Standing beneath Baltimore's newest and tallest sculpture, the Rev. Zdzislaw J. Peszkowski yesterday remembered the martyrs - the Polish soldiers who were marched into the Katyn forest and shot dead in the back of the head. He recalled a detail: The Soviets stuffed some of the victims' mouths with sawdust to muffle their cries.
"And now," he said, "Baltimore is shouting to everybody, `Never again!'"
Peszkowski, who survived the massacre that killed thousands of his compatriots, was part of an international cast that helped to formally unveil the National Katyn Memorial yesterday a couple of blocks east of the Inner Harbor. Diplomats from Eastern Europe, and a strong turnout of Polish-Americans from greater Baltimore and beyond, gathered in the November chill to contemplate a sculptors' imagery.
FOR THE RECORD - A graphic published in The Sun's editions on Nov. 20 gave a misleading comparsion of the Katyn Memorial with other Baltimore monuments.
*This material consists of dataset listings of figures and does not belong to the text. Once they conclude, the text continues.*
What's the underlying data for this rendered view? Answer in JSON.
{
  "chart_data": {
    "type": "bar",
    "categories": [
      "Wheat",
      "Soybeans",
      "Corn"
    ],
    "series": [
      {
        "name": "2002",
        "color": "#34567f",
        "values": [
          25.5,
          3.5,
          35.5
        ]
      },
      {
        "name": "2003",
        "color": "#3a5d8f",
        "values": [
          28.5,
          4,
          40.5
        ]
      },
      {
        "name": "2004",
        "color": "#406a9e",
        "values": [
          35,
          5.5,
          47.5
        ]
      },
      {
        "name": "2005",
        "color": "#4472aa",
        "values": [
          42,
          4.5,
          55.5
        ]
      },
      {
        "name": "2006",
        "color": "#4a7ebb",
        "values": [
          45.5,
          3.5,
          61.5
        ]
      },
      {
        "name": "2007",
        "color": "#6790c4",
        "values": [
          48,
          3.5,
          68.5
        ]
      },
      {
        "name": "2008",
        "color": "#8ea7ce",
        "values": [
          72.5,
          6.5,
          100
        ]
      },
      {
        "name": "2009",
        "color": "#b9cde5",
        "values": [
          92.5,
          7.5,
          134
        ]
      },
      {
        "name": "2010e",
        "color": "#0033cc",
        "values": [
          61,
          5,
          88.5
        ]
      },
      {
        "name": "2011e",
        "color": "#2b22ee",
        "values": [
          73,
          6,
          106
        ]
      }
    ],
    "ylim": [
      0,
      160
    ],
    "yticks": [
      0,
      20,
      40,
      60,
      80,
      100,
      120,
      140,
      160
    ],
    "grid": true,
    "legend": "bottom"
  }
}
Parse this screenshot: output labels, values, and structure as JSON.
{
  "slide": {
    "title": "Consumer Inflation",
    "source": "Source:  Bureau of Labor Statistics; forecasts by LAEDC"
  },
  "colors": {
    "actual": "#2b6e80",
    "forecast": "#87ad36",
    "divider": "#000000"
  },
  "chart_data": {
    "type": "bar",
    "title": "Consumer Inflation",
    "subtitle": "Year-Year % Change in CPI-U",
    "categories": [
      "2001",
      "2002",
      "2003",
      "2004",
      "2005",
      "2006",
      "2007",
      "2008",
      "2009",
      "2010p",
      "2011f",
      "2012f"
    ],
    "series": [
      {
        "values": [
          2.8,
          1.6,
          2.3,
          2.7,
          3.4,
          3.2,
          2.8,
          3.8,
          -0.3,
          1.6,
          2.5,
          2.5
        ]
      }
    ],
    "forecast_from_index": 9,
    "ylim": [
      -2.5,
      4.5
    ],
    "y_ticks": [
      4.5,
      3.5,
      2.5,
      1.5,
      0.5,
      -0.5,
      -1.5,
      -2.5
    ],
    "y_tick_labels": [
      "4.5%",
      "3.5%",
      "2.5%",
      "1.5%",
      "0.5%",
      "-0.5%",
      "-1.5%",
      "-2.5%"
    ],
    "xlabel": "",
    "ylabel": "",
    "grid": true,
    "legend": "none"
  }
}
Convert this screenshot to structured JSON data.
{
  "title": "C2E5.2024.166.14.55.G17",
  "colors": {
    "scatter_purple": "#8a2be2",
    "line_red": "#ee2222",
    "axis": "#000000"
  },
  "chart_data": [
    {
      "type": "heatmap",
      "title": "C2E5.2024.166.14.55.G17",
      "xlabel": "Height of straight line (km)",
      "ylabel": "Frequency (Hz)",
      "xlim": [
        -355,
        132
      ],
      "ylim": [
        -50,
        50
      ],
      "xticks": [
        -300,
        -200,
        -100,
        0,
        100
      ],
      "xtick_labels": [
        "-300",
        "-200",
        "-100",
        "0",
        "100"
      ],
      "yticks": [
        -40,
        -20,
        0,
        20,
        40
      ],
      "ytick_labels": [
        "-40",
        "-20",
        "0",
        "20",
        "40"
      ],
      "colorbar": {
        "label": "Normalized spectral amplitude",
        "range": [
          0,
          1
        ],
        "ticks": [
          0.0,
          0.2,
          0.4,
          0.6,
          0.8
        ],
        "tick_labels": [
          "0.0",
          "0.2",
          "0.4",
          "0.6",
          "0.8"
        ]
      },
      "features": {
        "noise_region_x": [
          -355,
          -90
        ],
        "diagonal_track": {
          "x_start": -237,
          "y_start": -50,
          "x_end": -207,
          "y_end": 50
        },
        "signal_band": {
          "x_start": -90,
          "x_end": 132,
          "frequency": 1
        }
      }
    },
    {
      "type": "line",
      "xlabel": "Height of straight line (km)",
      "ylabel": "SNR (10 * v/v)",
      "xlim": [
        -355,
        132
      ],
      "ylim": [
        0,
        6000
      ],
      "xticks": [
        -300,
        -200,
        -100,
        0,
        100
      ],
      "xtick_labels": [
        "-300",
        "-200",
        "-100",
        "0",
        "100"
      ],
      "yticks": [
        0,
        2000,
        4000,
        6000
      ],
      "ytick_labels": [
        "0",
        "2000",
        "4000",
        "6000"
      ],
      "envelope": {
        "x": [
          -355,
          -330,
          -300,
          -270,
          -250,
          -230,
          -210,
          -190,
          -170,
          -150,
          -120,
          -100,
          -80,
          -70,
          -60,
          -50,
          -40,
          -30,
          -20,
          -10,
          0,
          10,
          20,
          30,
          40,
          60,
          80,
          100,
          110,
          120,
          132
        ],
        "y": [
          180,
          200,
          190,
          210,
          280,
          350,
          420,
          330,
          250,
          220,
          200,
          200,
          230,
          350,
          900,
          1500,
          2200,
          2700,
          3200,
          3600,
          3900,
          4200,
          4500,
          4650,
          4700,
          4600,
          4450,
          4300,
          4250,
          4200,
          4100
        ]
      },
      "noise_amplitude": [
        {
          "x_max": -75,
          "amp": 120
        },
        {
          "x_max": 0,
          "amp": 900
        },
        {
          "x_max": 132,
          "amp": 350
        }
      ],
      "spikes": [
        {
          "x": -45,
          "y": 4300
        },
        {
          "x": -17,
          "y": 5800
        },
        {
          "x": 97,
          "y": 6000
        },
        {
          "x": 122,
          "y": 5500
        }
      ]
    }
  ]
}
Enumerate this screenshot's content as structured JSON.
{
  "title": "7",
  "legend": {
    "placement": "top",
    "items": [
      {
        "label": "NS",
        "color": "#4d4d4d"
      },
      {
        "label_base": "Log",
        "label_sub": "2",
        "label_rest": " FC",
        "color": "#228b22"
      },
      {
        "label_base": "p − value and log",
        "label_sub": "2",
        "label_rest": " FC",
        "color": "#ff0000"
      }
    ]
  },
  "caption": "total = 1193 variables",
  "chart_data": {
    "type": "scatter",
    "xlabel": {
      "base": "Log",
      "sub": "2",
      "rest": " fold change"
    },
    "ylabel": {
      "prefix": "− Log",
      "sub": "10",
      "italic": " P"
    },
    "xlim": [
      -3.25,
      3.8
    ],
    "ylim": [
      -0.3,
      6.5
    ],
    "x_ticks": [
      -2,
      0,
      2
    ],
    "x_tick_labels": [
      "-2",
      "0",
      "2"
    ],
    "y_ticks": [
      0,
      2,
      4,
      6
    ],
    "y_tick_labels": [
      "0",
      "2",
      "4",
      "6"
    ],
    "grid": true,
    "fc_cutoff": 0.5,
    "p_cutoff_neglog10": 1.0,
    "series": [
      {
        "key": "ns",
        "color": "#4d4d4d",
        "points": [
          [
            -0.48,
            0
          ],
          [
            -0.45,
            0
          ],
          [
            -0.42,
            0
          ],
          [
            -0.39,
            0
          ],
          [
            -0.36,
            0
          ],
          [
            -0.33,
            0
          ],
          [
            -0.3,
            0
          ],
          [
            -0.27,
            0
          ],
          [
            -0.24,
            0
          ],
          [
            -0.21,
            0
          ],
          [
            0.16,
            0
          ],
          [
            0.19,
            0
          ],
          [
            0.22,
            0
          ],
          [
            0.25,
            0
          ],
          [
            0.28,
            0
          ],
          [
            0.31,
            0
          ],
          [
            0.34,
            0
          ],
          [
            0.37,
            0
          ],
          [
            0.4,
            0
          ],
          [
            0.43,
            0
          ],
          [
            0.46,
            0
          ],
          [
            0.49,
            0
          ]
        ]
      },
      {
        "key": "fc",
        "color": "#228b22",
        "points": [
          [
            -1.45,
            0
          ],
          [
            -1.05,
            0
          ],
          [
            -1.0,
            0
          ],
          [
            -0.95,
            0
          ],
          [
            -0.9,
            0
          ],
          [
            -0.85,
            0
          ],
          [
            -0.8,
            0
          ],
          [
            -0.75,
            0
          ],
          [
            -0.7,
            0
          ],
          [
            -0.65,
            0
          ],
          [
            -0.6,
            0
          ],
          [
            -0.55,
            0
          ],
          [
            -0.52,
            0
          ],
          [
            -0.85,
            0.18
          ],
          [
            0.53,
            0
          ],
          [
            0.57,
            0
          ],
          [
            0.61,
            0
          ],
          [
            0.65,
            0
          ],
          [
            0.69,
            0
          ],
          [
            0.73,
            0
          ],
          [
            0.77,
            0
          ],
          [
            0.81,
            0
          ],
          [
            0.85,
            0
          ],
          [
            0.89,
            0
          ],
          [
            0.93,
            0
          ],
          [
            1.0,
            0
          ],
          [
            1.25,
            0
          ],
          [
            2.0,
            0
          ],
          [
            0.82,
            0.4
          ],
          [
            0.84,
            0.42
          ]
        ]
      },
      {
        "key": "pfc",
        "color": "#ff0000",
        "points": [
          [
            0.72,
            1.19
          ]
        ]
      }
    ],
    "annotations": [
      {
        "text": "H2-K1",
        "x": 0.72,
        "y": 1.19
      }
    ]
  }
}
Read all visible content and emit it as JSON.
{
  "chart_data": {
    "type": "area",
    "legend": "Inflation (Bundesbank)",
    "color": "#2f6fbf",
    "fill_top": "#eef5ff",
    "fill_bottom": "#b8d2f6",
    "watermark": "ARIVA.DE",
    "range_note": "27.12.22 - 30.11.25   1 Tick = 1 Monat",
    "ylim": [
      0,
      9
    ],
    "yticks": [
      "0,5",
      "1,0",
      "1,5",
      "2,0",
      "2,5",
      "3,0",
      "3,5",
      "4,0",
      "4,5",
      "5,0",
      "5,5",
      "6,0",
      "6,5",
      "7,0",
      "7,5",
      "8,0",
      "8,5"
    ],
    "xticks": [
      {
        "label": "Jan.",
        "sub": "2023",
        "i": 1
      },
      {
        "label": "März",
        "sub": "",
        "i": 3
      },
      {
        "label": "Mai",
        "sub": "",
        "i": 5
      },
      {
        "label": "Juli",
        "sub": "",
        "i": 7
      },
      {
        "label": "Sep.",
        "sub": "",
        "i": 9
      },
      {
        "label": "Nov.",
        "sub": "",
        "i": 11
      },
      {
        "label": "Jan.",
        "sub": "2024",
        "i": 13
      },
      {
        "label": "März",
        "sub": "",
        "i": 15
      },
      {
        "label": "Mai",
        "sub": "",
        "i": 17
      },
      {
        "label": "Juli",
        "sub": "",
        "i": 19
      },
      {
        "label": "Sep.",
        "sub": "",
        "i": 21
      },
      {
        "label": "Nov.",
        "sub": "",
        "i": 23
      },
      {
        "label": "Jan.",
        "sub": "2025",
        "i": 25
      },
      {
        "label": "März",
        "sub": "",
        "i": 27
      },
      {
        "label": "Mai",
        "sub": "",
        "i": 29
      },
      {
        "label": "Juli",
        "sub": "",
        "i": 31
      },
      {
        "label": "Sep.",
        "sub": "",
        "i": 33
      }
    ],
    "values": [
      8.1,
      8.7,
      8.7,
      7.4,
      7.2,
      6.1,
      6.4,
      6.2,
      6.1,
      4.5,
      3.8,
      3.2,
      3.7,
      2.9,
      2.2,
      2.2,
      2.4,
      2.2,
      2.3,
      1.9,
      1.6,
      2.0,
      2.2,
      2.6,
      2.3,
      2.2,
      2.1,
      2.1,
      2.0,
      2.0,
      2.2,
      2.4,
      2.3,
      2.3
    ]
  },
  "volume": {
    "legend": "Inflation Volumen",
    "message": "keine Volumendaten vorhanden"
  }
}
The other monuments were pictured with their bases. When the Katyn Memorial's base is included in calculations, its height is 56 feet, not 44 feet.
The Sun regrets the error.
They found, in atrocity, a lesson in bravery.
"The cold chills I have aren't from the cold," said Peggy Snyder, a choreographer for a children's Polish folk dance troupe, as she toured the memorial. "This is kind of like closure, and a dedication to the people who came to the call of their country."
Yesterday's ceremony marked the end of a long local effort to commemorate the 1940 massacre at Katyn. Three decades ago, an Army major who had been stationed in Poland began selling soft drinks and sandwiches to raise money for a plaque in East Baltimore's Patterson Park. About a decade ago, a committee was formed to fortify the fund-raising effort. Over time, $1.4 million was collected.
But even as the goal was about to be reached, another snag arose: A dedication ceremony planned for September had to be postponed because rough weather and labor strife delayed the statue's delivery from Poland.
Which only made yesterday's festivities all the more satisfying.
"It's almost like a mission impossible. Nobody thought it could be done," said Stanley Sdanowich, a member of the National Katyn Memorial Committee.
Alfred Wisniewski, the committee chairman, was so overcome with the moment that he could not speak during the ceremonies. He allowed his brother, Stanislaus, to read his statement, which included a message to the dead: "May your dreams now be peaceful ones, because you will always be honored. You will always be remembered."
The statue memorializes a massacre whose history has, for many, been overshadowed. In 1939, Poland was invaded simultaneously by Nazi Germany from the west and Stalin's Red Army from the East. The Soviets captured more than 15,000 Polish officers and transferred them to camps in the Soviet Union.